Yesterday, the focus was on Ozzie Guillen’s pre-game tribute to the stylings of Lee Elia, in which he bemoaned the fickleness of Chicago fans and the popularity of the Cubs. Unfortunately, no media outlet has the [expletive] [expletive] to release an unedited [expletive] version of this [expletive] masterpiece, so this is the best I can do.
But the rant is so yesterday’s news now. Today, the focus is on what was in the Sox clubhouse before Sunday’s game — two blow-up dolls with baseball bats lodged in uncomfortable places. The Chicago media didn’t report on this development at all, but some muckracking Canucks from Toronto’s National Post noticed these two ladies in distress. Once that hit the press, it was time for the outrage to seep across the border, and today the two-day-old news hit the front page of the Sun-Times.
Since I’m not a female, it’s hard for me to share the same outrage that Sun-Times columnist Carol Slezak felt regarding this dynamic duo of slumpbusters. But I did decide to go straight to the source and ask the two young blow-up dolls in question how they felt. Unfortunately, they could not answer as there was something in each of their mouths at the time.
Luckily, I was still able to get a reaction from the National Association of Blow-Up Dolls (NABUD) spokesdoll, Inflatable Patty.
“We are simply outraged at the atrocious actions taken by the Chicago White Sox baseball team,” Patty noted. “As blow-up dolls, we are used to having our orifices penetrated by the penises of sad, lonely men. NOT by baseball bats.”
Betty Bigmouth, a spokesdoll for the Canadian Ministry of Inflatable Sex Toys, was similarly unamused by the actions of the White Sox.

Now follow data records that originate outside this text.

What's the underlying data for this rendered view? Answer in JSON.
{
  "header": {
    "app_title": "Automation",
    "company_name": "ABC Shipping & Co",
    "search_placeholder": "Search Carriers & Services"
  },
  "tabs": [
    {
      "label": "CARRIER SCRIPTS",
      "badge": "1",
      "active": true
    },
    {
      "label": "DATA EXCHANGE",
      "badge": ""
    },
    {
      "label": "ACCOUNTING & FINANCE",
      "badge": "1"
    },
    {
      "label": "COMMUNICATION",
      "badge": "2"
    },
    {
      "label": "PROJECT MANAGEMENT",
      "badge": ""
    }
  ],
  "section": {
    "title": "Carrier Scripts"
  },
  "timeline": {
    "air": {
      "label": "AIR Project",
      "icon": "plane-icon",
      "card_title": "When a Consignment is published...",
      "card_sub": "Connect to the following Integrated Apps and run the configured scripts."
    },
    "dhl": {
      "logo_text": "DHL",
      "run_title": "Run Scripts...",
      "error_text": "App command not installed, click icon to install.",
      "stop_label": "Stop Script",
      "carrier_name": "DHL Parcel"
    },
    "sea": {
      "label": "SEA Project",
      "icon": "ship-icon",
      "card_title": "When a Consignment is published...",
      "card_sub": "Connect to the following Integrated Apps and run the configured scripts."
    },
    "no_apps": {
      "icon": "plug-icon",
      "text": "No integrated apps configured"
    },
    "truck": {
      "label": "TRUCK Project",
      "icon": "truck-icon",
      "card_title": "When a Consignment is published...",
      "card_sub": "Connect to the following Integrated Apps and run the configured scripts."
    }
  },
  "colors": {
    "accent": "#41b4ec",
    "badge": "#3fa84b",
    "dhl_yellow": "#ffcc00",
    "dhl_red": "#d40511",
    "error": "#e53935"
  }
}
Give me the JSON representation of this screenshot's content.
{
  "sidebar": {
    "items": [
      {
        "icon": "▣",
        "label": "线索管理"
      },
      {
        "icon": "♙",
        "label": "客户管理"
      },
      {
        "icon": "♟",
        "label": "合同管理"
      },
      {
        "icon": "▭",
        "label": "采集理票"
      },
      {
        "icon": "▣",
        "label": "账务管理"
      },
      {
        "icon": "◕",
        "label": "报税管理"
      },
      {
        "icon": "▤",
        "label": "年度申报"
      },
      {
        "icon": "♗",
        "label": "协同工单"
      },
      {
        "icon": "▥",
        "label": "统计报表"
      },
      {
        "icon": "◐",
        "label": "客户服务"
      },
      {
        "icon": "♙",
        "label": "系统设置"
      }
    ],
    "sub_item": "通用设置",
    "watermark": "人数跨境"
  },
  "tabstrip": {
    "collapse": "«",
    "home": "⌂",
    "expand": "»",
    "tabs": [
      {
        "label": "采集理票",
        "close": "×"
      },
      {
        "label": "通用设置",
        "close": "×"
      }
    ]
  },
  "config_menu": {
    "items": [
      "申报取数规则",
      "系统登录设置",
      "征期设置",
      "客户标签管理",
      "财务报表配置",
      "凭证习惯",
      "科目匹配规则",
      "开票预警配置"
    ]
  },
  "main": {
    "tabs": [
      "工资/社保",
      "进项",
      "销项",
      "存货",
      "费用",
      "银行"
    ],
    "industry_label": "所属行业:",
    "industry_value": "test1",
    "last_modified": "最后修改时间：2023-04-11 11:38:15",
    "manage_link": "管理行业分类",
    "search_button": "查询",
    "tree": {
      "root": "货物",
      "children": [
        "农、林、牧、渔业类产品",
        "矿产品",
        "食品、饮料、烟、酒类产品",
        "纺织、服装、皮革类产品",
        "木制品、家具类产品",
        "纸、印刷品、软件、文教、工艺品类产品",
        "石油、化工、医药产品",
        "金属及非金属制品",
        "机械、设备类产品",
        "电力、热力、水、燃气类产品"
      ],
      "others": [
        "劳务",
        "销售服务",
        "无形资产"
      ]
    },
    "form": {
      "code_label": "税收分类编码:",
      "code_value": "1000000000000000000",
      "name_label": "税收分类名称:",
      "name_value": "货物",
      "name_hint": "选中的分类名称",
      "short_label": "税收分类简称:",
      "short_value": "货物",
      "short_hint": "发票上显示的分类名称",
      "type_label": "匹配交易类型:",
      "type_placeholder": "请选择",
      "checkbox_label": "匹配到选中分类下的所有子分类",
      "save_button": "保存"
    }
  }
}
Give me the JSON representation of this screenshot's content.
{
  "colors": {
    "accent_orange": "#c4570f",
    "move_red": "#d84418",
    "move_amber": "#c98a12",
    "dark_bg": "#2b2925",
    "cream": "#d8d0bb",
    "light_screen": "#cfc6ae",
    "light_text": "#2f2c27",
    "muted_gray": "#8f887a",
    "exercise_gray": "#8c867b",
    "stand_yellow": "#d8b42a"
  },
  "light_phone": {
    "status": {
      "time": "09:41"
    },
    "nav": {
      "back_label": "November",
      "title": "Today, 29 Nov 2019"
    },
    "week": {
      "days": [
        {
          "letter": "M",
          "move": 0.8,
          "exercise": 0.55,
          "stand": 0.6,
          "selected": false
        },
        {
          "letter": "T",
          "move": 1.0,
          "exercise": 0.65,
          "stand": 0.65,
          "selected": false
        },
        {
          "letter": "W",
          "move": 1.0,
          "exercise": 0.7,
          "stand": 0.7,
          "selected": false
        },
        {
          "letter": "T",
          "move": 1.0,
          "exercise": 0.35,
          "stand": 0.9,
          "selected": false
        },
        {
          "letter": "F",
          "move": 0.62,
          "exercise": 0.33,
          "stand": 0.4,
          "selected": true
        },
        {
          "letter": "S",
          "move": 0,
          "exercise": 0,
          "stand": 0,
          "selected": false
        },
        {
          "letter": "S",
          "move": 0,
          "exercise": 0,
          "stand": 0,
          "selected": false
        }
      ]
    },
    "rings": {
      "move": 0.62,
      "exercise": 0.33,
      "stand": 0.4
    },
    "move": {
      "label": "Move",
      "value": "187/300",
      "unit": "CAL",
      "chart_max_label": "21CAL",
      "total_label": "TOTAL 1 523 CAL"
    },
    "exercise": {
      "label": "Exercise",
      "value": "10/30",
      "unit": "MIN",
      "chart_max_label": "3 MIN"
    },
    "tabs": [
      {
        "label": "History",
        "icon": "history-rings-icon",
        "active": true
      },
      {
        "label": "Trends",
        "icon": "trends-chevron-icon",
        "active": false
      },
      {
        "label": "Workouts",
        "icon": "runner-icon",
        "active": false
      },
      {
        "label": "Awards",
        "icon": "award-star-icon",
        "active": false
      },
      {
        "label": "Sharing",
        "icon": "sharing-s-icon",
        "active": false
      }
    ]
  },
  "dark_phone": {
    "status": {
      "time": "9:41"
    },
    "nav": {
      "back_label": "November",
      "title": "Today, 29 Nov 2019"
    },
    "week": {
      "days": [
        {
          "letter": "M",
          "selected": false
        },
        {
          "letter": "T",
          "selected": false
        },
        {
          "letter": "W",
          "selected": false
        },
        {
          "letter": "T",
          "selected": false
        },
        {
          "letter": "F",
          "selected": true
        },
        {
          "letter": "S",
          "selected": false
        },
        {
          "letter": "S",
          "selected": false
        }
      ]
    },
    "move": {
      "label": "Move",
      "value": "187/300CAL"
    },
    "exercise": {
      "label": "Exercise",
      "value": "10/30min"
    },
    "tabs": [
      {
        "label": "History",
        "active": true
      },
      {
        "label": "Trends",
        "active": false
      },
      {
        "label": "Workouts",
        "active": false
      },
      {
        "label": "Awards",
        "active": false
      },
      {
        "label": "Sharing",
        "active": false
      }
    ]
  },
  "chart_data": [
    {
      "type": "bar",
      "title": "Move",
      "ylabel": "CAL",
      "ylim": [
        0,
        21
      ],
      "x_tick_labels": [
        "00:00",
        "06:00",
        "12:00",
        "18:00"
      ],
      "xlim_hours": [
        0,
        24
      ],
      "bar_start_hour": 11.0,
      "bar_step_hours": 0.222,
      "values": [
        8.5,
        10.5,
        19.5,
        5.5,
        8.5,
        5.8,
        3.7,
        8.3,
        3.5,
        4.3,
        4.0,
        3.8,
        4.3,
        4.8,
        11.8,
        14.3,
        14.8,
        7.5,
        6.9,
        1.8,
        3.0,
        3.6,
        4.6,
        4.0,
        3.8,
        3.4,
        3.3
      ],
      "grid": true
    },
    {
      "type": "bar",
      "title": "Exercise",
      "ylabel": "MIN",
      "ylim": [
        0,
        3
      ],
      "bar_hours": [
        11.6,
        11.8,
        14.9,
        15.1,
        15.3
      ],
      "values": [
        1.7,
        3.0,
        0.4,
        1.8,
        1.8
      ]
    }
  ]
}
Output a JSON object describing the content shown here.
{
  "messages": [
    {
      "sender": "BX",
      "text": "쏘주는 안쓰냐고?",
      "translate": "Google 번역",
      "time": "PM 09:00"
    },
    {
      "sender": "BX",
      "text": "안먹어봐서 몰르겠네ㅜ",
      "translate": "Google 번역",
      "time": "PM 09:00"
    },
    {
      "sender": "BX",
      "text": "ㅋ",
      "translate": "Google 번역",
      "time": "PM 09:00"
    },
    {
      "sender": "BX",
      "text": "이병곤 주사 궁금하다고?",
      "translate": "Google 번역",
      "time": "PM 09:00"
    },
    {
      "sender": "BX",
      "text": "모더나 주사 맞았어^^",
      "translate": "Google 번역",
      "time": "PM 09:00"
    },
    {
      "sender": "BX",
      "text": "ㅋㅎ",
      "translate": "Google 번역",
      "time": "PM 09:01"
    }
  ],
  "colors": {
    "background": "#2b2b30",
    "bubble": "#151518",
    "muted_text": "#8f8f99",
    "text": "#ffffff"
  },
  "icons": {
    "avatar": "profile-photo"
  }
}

“The sophomoric display of humour that took place in the Rogers Centre clubhouse is simply intolerable,” Bigmouth said. “This is aboot self-respect for all blow-up dolls. Just because we’re inflatable doesn’t mean we don’t have feelings.”
Even though there were no female reporters present in the clubhouse, the Association for Women in Sports Media president Jenni Carlson (who was unheard of until writing a column that made Mike Gundy do this and turned it into a sweet gig) responded by saying, “The presence of those dolls creates an uncomfortable situation for any female journalist who enters the White Sox locker room simply trying to do her job.”
We couldn’t agree more. So until the White Sox make their clubhouse accessible to male blow-up dolls, this outrageous behavior must come to a halt.